Aufn. ca. 1914, DHM, Berlin F 64/1108

 

 

Biographie

Großindustrieller mit erheblichem Einfluß auf die Presse des späten Kaiserreichs und der frühen Weimarer Republik. Geboren am 12.2.1870 als zweiter Sohn von Mathias Stinnes d.J. geboren, der am Aufbau der Schleppschiffahrt auf dem Rhein ein Vermögen verdiente. Nach dem Abitur 1888/89 Handelslehre in Koblenz bei Peter Klöckner, danach einjährige technische Ausbildung an der Technischen Hochschule Charlottenburg. 1890 Abbruch des Studiums, Übernahme der Leitung der familieneigenen Bergbaubetriebe. 1892 Gründung der Hugo Stinnes GmbH mit dem Kapital der Familie. Geschäftsfeld: Kohleaufbereitung und Kohlehandel. Seine nachfolgenden geschäftlichen Tätigkeiten sind weiger Unternehmensgründungen - er setzt bestehende Firmen zu Konzernen zusammen, erwirbt weltweite Beteiligungen, handelt als Kaufmann mit Unternehmen.

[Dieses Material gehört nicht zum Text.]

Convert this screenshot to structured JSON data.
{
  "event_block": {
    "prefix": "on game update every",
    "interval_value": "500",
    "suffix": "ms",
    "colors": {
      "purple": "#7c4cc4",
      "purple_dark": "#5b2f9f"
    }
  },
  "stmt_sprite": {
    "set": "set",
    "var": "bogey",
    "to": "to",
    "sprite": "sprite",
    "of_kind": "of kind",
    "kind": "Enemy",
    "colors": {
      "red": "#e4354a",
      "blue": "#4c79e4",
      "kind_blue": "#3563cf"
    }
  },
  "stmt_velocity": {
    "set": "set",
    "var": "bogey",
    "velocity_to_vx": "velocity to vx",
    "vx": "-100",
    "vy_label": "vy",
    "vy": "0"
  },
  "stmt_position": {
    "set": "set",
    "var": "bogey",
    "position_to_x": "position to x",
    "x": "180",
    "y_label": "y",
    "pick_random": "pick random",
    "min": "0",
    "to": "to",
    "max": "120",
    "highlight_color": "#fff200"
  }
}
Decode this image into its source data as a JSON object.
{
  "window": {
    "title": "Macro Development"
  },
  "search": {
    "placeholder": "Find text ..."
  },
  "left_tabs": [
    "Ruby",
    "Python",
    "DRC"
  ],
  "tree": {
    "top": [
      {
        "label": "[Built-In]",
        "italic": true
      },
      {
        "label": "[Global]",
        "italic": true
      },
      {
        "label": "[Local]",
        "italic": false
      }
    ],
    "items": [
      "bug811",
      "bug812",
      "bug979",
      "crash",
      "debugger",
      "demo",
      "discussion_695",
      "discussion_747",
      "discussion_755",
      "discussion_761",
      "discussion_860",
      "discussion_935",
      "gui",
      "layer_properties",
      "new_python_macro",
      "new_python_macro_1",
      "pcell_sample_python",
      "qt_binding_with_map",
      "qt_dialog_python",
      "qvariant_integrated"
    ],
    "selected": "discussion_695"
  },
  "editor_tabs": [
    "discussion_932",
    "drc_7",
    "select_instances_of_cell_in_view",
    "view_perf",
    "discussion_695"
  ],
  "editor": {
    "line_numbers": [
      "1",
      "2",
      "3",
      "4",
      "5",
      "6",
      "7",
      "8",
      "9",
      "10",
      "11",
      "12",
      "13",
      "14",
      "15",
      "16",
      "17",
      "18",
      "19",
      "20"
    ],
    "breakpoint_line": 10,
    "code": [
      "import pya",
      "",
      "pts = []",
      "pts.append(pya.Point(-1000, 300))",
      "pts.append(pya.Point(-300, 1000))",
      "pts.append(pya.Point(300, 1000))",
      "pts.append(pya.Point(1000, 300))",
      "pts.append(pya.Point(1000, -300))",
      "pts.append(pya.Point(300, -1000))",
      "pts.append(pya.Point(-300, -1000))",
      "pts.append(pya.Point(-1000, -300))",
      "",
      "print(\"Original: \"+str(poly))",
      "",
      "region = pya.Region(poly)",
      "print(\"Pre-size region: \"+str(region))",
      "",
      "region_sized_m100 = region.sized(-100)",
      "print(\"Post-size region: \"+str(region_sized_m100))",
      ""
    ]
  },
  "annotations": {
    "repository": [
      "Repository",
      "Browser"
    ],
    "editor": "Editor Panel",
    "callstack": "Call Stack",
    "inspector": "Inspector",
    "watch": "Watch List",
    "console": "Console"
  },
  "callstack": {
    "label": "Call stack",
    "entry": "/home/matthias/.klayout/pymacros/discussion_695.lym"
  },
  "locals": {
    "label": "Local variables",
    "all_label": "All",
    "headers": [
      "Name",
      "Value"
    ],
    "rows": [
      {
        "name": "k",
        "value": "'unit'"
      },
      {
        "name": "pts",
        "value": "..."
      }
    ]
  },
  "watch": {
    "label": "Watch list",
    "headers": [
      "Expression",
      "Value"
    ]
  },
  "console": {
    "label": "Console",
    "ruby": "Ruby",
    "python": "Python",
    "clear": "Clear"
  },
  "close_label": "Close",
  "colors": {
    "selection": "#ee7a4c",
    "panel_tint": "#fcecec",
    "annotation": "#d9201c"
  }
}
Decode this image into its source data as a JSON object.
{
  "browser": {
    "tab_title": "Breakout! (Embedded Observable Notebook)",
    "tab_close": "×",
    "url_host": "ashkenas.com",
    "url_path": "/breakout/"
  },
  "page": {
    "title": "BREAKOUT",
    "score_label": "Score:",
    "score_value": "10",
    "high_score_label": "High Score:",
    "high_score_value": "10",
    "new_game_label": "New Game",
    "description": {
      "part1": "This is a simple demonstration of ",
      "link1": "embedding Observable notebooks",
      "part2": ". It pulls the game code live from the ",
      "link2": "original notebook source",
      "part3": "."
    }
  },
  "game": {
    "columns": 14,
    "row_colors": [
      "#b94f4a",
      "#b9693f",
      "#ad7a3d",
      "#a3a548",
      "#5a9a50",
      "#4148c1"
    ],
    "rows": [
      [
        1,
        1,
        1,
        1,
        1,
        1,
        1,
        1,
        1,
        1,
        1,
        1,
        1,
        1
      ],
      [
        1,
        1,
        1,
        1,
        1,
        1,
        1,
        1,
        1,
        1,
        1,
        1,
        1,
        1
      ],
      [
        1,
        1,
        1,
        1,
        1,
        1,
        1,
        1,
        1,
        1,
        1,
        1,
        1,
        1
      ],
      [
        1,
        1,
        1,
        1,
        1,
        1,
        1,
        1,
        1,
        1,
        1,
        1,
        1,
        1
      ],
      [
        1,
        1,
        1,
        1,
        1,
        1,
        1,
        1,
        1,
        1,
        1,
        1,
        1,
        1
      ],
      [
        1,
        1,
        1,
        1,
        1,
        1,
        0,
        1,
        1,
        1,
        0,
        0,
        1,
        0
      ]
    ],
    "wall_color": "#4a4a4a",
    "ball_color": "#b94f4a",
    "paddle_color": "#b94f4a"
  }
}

1898 gehört Stinnes zu den Mitbegründern der Rheinisch-Westfälischen Elektrizitätswerk AG (RWE), die maßgeblich an der Elektrifizierung in Deutschland verdient, dabei allerdings erfolgreich auf Kooperationen mit Städten und Kreisen setzt, die ab 1905 an der RWE beteiligt werden. Stinnes gründet 1898 zudem mit August Thyssen (1842-1926) die AG Mülheimer Bergwerksverein. 1901 folgt unter den Gründungen die Deutsch-Luxemburgische Bergwerks- und Hütten AG (Deutsch-Luxemburg), die in den folgenden Jahren durch Fusionen und Aufkäufe ausbaut wird. 1902 erwerben Stinnes und Thyssen die Aktienmehrheit der RWE, deren Aufsichtsratsvorsitzender Stinnes wird. Mit dem Erwerb der Dortmunder Union AG und wird die Deutsch-Luxemburg eines der größten Montanunternehmen Deutschlands. Die Stinnes eigenen Unternehmen gehören während des Ersten Weltkriegs zu den wichtigsten Kriegslieferanten, führend sind sie an der Ausbeutung von Rohstoffen in den besetzten belgischen und französischen Gebieten beteiligt. 1917 verlegt Stinnes einen Teil seines Geschäftes nach Hamburg, um sich mit dem Reedereiunternehmen im Überseehandel zu engagieren. Mit dem Ziel, sich von nationalen Konjunkturzyklen unabhängig machen und eigene Rohstoffquellen in Übersee erschließen, erwirbt er weltweit Anteile und Aktienpakete. Ab dem August 1918 plädiert er für den Friedensschluß. Im November vertritt er das Demobilmachungsamt bei den Waffenstillstandsverhandlungen in Spa, wird jedoch bereits Anfang Dezember wegen seiner früheren Haltung in der Kriegszielfrage wieder abberufen.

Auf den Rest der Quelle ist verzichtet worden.